This is going to be a long post. I could try and shorten it but then I'd confuse everybody!
Background info:
I have a friend who died almost 2 years ago, she had a little baby at the time only a few months old. So the girls dad took on the role of solo parent. About 6 months after that he was in a car accident and died of complications as a result of that. Since then my friends little sister (debs who is only now turning 19 soon) stepped up and has been raising the little girl ever since.
I've also got really close to debs and I'm also really good friends with her partner nat (yes lesbian relationship). Now debs has got a medical condition (to do with her kidneys) which she found out about 4 years ago I think and she's gone down hill really fast and shes in total renal failure now and is on dialysis every day.
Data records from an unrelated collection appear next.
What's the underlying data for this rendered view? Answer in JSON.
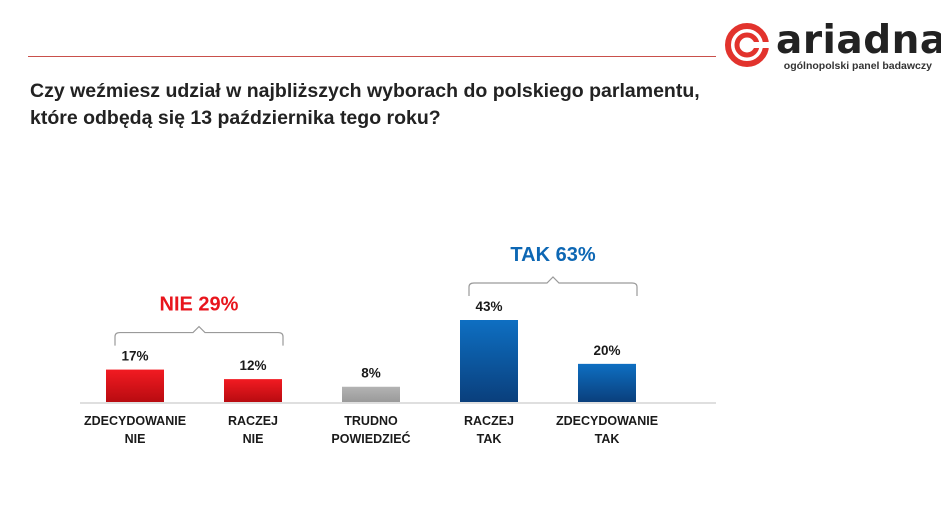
{
  "header": {
    "logo_text": "ariadna",
    "logo_tagline": "ogólnopolski panel badawczy",
    "question_lines": [
      "Czy weźmiesz udział w najbliższych wyborach do polskiego parlamentu,",
      "które odbędą się 13 października tego roku?"
    ]
  },
  "colors": {
    "accent_line": "#c9504b",
    "red": "#e8151c",
    "gray": "#a6a6a6",
    "blue": "#0d67b4",
    "logo_red": "#e2332d"
  },
  "chart_data": {
    "type": "bar",
    "categories": [
      [
        "ZDECYDOWANIE",
        "NIE"
      ],
      [
        "RACZEJ",
        "NIE"
      ],
      [
        "TRUDNO",
        "POWIEDZIEĆ"
      ],
      [
        "RACZEJ",
        "TAK"
      ],
      [
        "ZDECYDOWANIE",
        "TAK"
      ]
    ],
    "values": [
      17,
      12,
      8,
      43,
      20
    ],
    "value_labels": [
      "17%",
      "12%",
      "8%",
      "43%",
      "20%"
    ],
    "bar_colors": [
      "red",
      "red",
      "gray",
      "blue",
      "blue"
    ],
    "groups": [
      {
        "label": "NIE 29%",
        "from": 0,
        "to": 1,
        "color": "red"
      },
      {
        "label": "TAK 63%",
        "from": 3,
        "to": 4,
        "color": "blue"
      }
    ],
    "ylim": [
      0,
      43
    ]
  }
}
She sent me this email today basically informing me that she doesn't know how to explain to her little girl that she's dying and that it's going to happen soon. She doesn't remember her birth mum since she was only a few months old. But how do you explain all this to a 2 yr old? It's not like you can't just say anything and wait til she's older (this is whats planned about what happened to her birth mum) because now she's old enough and is gonna notice when debs is gone.
She's also informed me that once she gets to the point where she doesn't feel like she's living that she's going to end it rather than go slowly. I sooo don't know what to do, if I should do anything or what to say to her. There is no way that I can relate to any of what she is going through. I also know that with her it is not just some despair and empty threat.. she's not like that and has mentioned it before to me.
I don't need to worry so much with what is going to happen to the little girl because I have no doubt in my mind that nat will take care of her since she's mummy number 2 at the moment anyway.